21 de diciembre de 2014
Lecturas
Sin razón
aparente, Julia, mi hija de seis años, bajó uno de los libros de la biblioteca.
Era uno de los libros de su abuelo; uno de muchos que habíamos tomado mucho
después de que muriera y de que la madre de mi esposa vendiera su casa y se
deshiciera de muchas de las cosas que de él conservaba. Mientras yo trabajaba
frente al computador, Julia se plantó frente a la estantería y luego de revisar
los lomos, como si los estuviera leyendo, se detuvo en ese y con mucho cuidado
lo sacó de la repisa. Me llamó la atención pero no me resultó demasiado raro.

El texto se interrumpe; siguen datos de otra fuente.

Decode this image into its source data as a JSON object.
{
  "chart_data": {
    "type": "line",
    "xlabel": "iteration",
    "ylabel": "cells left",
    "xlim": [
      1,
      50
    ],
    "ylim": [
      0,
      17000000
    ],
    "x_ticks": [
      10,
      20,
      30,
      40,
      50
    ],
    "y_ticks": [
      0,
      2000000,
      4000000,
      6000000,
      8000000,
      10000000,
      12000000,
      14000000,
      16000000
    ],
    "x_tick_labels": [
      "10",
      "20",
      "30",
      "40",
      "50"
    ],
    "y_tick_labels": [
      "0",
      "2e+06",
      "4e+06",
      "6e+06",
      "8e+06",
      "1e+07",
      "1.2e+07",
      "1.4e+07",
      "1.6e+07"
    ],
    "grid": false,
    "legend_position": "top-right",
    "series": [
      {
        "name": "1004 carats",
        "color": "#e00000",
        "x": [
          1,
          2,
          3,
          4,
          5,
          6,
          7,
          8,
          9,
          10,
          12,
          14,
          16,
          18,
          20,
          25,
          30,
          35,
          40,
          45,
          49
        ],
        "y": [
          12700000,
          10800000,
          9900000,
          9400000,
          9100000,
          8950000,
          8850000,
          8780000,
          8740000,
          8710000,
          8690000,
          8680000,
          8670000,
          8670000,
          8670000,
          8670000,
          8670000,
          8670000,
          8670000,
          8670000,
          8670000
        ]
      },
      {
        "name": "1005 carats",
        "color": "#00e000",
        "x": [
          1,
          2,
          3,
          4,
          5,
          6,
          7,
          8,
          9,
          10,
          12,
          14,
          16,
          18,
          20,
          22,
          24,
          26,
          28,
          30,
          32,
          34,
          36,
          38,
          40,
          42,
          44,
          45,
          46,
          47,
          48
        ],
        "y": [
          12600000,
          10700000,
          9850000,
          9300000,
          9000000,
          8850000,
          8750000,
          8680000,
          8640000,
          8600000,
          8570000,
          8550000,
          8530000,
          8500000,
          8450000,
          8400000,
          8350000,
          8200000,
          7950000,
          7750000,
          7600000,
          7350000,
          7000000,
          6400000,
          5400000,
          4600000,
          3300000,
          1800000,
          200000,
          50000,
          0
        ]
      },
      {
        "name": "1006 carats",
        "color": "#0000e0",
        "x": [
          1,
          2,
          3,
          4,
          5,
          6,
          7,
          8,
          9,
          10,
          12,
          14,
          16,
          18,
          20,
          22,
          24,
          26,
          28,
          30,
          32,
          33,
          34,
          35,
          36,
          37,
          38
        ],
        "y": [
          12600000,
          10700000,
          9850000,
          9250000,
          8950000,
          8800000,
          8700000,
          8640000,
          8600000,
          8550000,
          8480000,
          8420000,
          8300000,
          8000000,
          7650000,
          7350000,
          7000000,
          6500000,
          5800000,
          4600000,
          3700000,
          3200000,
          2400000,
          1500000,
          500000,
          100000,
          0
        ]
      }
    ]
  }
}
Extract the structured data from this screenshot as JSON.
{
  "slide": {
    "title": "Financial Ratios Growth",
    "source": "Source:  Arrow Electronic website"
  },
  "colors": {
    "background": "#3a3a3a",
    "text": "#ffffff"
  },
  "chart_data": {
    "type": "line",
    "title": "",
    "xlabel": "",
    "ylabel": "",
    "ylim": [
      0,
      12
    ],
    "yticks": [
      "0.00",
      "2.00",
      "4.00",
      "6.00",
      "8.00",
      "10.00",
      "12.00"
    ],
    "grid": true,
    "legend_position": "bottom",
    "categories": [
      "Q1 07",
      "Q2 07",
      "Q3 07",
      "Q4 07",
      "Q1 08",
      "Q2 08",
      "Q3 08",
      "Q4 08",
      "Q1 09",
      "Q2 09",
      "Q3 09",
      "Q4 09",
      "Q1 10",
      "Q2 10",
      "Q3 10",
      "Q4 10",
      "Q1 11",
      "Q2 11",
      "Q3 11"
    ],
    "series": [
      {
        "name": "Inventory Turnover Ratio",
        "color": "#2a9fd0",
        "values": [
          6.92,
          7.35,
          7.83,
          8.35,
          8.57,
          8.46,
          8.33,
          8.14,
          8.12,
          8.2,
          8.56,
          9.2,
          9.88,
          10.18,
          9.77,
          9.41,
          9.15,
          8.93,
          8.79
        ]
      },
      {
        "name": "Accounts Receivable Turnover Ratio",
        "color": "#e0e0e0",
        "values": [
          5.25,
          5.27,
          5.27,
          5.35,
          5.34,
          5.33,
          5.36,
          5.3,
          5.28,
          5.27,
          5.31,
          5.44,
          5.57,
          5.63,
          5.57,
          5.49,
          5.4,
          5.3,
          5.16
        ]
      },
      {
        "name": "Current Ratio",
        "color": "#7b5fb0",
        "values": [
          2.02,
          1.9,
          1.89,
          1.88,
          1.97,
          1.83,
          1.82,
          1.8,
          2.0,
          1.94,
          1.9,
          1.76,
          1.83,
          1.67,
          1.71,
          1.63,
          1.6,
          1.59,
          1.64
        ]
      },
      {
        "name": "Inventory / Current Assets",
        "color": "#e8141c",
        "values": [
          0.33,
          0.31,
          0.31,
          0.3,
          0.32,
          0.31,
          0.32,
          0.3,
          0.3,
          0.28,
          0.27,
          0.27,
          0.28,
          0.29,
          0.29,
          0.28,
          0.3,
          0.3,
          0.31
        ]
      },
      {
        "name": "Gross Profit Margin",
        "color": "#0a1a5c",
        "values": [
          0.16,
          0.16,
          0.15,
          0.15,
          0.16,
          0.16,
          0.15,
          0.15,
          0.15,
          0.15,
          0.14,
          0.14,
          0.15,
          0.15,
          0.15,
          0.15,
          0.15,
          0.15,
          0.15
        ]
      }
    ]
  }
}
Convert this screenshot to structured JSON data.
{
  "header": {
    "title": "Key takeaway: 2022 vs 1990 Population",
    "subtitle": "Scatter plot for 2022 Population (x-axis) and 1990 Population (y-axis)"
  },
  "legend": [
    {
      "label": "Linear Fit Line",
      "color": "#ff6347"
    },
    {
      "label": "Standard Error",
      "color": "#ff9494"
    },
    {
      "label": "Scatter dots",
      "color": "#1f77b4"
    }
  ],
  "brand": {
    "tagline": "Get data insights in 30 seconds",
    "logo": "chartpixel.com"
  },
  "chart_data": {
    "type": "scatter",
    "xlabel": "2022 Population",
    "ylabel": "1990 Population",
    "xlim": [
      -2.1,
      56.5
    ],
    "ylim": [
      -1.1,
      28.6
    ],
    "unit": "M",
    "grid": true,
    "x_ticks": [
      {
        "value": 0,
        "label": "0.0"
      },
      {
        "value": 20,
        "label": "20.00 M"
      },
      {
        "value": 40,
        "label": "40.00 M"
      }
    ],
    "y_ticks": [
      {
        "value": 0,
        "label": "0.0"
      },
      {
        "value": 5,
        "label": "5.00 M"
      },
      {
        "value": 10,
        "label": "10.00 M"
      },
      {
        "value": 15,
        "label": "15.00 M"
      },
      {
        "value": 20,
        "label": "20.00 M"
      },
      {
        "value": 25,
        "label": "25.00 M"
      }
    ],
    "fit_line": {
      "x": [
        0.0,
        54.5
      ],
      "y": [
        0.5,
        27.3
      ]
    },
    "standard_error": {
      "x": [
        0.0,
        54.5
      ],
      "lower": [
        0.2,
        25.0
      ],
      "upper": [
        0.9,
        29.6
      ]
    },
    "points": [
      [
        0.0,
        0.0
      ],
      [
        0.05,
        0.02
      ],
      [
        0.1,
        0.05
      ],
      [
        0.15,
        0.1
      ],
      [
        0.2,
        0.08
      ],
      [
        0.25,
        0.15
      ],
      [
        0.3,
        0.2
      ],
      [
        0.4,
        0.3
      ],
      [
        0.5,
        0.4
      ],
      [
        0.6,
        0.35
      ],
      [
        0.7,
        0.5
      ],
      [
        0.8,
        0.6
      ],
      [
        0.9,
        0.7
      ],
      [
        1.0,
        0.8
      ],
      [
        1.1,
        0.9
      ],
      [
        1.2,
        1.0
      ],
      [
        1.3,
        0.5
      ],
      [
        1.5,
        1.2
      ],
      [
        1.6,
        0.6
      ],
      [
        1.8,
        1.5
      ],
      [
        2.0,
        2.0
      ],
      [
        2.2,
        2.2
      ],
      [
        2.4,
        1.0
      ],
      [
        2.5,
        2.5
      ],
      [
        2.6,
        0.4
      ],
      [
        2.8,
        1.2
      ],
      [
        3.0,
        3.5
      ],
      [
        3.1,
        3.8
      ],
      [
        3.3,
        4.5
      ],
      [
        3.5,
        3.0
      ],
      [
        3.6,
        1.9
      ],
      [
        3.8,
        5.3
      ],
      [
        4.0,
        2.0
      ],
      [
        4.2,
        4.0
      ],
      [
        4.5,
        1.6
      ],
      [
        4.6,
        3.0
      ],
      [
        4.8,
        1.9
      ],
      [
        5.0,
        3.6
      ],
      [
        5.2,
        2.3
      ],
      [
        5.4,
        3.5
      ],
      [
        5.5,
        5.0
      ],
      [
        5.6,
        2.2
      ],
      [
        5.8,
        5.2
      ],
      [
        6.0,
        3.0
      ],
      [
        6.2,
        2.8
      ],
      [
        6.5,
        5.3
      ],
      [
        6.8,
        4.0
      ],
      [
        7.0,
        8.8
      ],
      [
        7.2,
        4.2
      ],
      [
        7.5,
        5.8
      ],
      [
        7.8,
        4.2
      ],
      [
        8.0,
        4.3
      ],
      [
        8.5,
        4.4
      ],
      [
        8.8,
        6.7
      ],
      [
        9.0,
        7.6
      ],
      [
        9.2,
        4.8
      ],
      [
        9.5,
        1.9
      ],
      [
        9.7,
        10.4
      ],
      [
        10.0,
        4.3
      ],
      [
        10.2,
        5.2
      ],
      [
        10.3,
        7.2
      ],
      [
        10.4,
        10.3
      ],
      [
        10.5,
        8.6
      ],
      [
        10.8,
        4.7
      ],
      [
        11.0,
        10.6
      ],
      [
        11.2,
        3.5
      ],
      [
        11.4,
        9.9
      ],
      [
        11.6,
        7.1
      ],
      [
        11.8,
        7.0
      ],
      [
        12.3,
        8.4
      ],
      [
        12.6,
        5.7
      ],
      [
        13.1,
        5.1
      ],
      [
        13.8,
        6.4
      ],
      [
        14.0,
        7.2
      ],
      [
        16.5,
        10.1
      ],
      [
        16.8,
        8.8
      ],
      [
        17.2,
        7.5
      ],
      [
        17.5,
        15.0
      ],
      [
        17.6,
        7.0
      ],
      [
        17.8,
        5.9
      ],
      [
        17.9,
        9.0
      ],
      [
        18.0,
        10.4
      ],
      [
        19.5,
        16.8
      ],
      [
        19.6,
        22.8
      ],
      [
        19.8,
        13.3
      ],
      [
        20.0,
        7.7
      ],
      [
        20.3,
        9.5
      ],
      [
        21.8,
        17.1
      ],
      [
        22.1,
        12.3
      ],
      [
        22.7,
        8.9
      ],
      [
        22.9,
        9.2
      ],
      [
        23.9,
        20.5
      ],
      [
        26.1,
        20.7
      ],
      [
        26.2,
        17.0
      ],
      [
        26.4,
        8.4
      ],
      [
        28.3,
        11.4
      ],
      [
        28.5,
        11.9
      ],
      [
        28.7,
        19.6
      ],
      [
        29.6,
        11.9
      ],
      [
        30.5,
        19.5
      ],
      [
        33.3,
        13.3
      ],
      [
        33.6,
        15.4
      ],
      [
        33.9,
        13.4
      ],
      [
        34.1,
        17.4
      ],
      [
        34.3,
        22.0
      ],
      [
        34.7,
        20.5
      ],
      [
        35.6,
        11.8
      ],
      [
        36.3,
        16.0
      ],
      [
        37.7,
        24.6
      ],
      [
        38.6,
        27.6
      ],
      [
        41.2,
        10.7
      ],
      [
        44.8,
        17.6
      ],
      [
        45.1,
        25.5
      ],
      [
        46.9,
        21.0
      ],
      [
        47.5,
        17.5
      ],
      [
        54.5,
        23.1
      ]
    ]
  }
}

Hacía tiempo hacía lo mismo, pero los últimos libros que había sacado estaban
en la biblioteca junto a mi escritorio y por eso la pude observar sin que ella
lo notara. Julia tomo el libro y salió de la habitación. Luego de un rato salí a
tomar algo de la cocina y vi que lo puso abierto sobre la mesa del comedor y
justo cuando regresaba estaba cambiando la página. No le di importancia y seguí
hacia el computador. Ese día, lo recuerdo bien, lo único que se escuchaba en el silencio en el que suelo trabajar era el paso de las páginas. Dos horas más tarde volví a levantarme para estirar las
piernas. Ella seguía frente al libro. Curioso, porque aún ella no sabía leer, me
acerqué y le pregunté:
-Juli,
¿Qué haces? ¿Estás leyendo?...- Sonreí mientras ella cambiaba la página.
-No, papá -dijo
mientras señalaba a mi lado- Mi abuelo Juan está leyendo para mí.